アクアパッツァ
大収穫の夜、船の上はこれまでにない活気に満ちていた。
ミナトは船の倉庫で見つけた業務用ニンニクや1リットルのオリーブ油を前に、「これ、もはやチートだな。早く他のクラスメイトを探さないと」と頼もしさを感じながら、父親に作って好評だったあの一皿の構想を練っていた。
調理場となる甲板では、イラブチャーの準備が整っている。源児が磯でウロコと内臓を完璧に処理してくれたおかげだ。
「源児さん、イラブチャーって美味しいんですか? 見た目がカラフルなもので……」
「うまいぞ! ブダイだからな! 柔らかな白身の美味しい魚だ」
源児の太鼓判にミナトは確信を得る。
ミナトの調理は鮮やかだった。
イラブチャーの分厚い皮にニンニクを塗り込み網で焼くと、特有の臭みが消え、芳醇な香りが漂う。大きなフライパンでガーリックオイルを作り、焼いたイラブチャーと水を投入。匂い消しのサンニンと酒を加え、塩胡椒で味を調える。身を崩さぬよう裏返し、磯ハマグリを並べる。貝が開いた瞬間、サンニンを取り出し、イーチョーバーをふんだんに散らして完成だ。
さらにミナトは、オリーブ油・シークヮーサー・塩胡椒・少量の醤油でドレッシングを作り、コリコリした食感のスーナやアーサ、海ぶどうを和えたサラダを添えた。

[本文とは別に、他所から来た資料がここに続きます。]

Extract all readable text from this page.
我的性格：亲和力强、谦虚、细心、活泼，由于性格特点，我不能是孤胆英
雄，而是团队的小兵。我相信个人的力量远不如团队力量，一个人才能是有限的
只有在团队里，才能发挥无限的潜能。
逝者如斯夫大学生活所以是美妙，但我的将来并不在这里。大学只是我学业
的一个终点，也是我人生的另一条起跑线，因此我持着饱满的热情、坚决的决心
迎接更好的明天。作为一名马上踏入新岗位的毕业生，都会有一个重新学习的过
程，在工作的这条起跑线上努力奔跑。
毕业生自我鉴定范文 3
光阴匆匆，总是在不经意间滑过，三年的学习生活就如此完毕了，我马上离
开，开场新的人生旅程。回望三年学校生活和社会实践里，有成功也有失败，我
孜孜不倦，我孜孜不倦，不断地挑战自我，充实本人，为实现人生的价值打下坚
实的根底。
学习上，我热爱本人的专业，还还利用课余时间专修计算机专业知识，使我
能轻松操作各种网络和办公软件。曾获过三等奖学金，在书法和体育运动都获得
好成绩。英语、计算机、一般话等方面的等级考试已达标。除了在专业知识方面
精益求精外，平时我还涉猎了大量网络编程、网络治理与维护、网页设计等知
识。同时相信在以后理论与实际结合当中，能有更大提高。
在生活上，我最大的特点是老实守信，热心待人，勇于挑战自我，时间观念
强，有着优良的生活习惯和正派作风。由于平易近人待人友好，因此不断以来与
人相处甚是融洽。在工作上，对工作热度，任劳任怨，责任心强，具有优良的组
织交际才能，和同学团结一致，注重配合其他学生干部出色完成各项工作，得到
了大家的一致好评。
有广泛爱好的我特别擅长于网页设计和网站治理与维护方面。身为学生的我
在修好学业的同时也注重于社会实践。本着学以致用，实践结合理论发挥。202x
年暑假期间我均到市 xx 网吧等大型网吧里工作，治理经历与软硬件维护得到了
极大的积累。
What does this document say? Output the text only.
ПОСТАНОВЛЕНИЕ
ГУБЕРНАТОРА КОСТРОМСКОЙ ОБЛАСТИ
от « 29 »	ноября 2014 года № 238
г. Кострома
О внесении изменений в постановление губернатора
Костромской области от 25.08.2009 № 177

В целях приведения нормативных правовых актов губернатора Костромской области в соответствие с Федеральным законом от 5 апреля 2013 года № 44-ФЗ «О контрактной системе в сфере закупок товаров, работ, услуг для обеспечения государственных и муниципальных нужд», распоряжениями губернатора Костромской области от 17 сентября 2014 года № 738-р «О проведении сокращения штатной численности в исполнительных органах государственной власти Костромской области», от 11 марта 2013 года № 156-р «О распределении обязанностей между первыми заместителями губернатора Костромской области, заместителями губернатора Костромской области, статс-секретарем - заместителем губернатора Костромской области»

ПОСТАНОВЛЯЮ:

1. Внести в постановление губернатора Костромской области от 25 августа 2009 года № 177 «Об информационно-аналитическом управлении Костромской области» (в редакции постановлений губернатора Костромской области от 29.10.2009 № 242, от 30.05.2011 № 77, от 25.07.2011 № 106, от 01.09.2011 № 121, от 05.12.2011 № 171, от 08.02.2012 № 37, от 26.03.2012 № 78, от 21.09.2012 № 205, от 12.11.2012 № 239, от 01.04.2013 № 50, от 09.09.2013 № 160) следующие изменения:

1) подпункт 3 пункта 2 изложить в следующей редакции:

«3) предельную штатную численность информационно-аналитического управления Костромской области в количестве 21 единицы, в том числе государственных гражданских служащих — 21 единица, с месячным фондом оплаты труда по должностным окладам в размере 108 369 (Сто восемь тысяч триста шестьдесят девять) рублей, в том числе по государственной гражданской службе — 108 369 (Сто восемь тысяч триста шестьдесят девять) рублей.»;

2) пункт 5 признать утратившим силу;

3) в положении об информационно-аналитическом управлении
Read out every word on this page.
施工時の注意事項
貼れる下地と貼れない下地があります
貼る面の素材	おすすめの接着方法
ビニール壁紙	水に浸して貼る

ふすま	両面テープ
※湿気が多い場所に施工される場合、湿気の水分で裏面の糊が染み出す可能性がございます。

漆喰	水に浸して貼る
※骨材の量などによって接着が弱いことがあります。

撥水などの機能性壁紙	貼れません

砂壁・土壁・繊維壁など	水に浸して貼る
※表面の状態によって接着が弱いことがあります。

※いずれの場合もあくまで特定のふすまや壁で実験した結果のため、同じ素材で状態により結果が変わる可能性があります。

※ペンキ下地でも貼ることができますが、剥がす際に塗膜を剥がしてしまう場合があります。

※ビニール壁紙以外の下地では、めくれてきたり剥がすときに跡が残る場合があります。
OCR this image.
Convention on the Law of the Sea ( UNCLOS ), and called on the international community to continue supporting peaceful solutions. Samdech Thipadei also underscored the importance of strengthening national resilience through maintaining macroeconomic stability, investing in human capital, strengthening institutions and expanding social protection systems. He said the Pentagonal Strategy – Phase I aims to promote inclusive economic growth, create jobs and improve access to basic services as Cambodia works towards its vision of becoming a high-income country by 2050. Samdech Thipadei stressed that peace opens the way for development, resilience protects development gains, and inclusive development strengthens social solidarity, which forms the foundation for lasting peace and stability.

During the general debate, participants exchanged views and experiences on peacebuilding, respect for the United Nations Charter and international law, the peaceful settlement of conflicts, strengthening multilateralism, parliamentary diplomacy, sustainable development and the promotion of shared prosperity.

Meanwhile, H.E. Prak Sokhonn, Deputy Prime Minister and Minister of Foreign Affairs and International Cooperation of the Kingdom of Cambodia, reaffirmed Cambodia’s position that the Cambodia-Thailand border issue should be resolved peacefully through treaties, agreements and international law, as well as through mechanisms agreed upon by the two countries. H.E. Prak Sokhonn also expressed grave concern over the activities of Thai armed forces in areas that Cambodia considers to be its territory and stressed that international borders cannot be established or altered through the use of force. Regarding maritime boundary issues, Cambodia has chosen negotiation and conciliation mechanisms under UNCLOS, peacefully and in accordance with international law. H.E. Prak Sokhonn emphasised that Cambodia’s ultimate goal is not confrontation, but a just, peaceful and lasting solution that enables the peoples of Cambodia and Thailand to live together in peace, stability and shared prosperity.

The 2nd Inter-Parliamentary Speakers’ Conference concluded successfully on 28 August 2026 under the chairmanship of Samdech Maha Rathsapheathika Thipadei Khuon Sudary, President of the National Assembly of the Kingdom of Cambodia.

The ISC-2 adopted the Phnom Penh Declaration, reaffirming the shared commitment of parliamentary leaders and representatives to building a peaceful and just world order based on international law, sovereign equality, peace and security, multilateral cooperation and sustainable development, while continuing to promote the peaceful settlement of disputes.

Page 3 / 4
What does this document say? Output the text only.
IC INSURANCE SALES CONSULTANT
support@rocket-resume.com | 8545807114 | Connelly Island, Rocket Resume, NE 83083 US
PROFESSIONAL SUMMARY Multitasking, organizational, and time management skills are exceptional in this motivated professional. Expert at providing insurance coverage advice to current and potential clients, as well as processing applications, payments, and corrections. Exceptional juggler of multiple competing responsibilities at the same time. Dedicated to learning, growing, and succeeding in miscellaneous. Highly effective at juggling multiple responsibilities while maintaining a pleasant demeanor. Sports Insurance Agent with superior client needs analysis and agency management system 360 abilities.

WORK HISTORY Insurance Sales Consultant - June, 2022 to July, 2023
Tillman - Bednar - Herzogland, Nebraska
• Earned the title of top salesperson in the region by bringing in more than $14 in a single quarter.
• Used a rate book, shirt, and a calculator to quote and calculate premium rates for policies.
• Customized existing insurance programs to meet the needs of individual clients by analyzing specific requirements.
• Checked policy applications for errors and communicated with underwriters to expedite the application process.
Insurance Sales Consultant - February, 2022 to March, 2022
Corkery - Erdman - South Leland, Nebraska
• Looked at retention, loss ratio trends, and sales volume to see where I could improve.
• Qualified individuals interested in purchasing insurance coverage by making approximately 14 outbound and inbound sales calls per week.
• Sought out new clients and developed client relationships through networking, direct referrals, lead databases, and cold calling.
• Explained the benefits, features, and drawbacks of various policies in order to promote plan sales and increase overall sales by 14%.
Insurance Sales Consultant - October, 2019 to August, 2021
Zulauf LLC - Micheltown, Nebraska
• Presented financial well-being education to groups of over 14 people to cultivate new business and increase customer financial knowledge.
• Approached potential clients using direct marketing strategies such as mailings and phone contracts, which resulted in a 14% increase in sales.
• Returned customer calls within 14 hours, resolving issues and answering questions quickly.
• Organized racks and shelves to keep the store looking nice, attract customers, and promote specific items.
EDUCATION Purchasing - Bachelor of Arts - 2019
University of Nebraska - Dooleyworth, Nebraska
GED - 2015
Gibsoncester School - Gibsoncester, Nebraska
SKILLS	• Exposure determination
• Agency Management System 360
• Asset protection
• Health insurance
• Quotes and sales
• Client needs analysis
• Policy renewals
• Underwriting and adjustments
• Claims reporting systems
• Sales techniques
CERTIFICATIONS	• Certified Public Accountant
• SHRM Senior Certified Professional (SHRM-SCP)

主食のパスタも、塩胡椒とイーチョーバーでシンプルに。源児が運んできた石ミーバイは、半分をシークヮーサーと塩胡椒のマリネに、もう半分は醤油に業務用ショウガと島大根おろしを添えた薬味スタイルで仕上げた。
食卓の中央に並ぶ饗宴。「頂きます!」
さくらがスープを啜り「すごい。こんなに本格的な料理、この島で食べられるなんて!」と目を丸くする。健太はパスタをスープと絡めて夢中でかき込み、カナデはスーナのコリコリとした食感に顔をほころばせた。
「本当に美味いな! ミナト、お前料理の天才かよ!」
「あはは、お父さんの受け売りだよ」
船上は久しぶりの笑顔と活気に包まれていた。
食事が一段落したその時だった。ジャングルの暗闇から、草をかき分ける「ガサガサ……」という乾いた音が響く。
ミナトが箸を止め、源児が銛を手に闇を凝視する。草むらが割れ、現れたのは、泥だらけの制服を着た少女――西グループの凛だった。彼女は遠くから漂う焚き火の煙と灯りを見つけ、仲間を守る一心で勇気を振り絞ってやってきたのだ。
「……みんな、無事なの?」
再会に驚く南グループの面々。しかし、凛は目の前に並ぶ豪華な食事を見て目を見開いた。
「こんな……この島で、こんな料理ができるなんて……」
ミナトはすぐさま彼女に温かいアクアパッツァとパスタを差し出した。
「凛、まずはこれを食べて。温まるから」
凛は一口食べると、泣きながら「美味しい……美味しいよ……!」と嗚咽を漏らした。落ち着きを取り戻すと、彼女は震える声で現状を語り始めた。火が起こせず、森の奥で凍えながら仲間が体調を崩していること。
話を聞いたミナトは強く決意した。
(一刻も早く、残りの3人を迎えに行かないと)
南グループの温かさが、バラバラになったクラスメイトを繋ぎ止める最初の一歩になろうとしていた。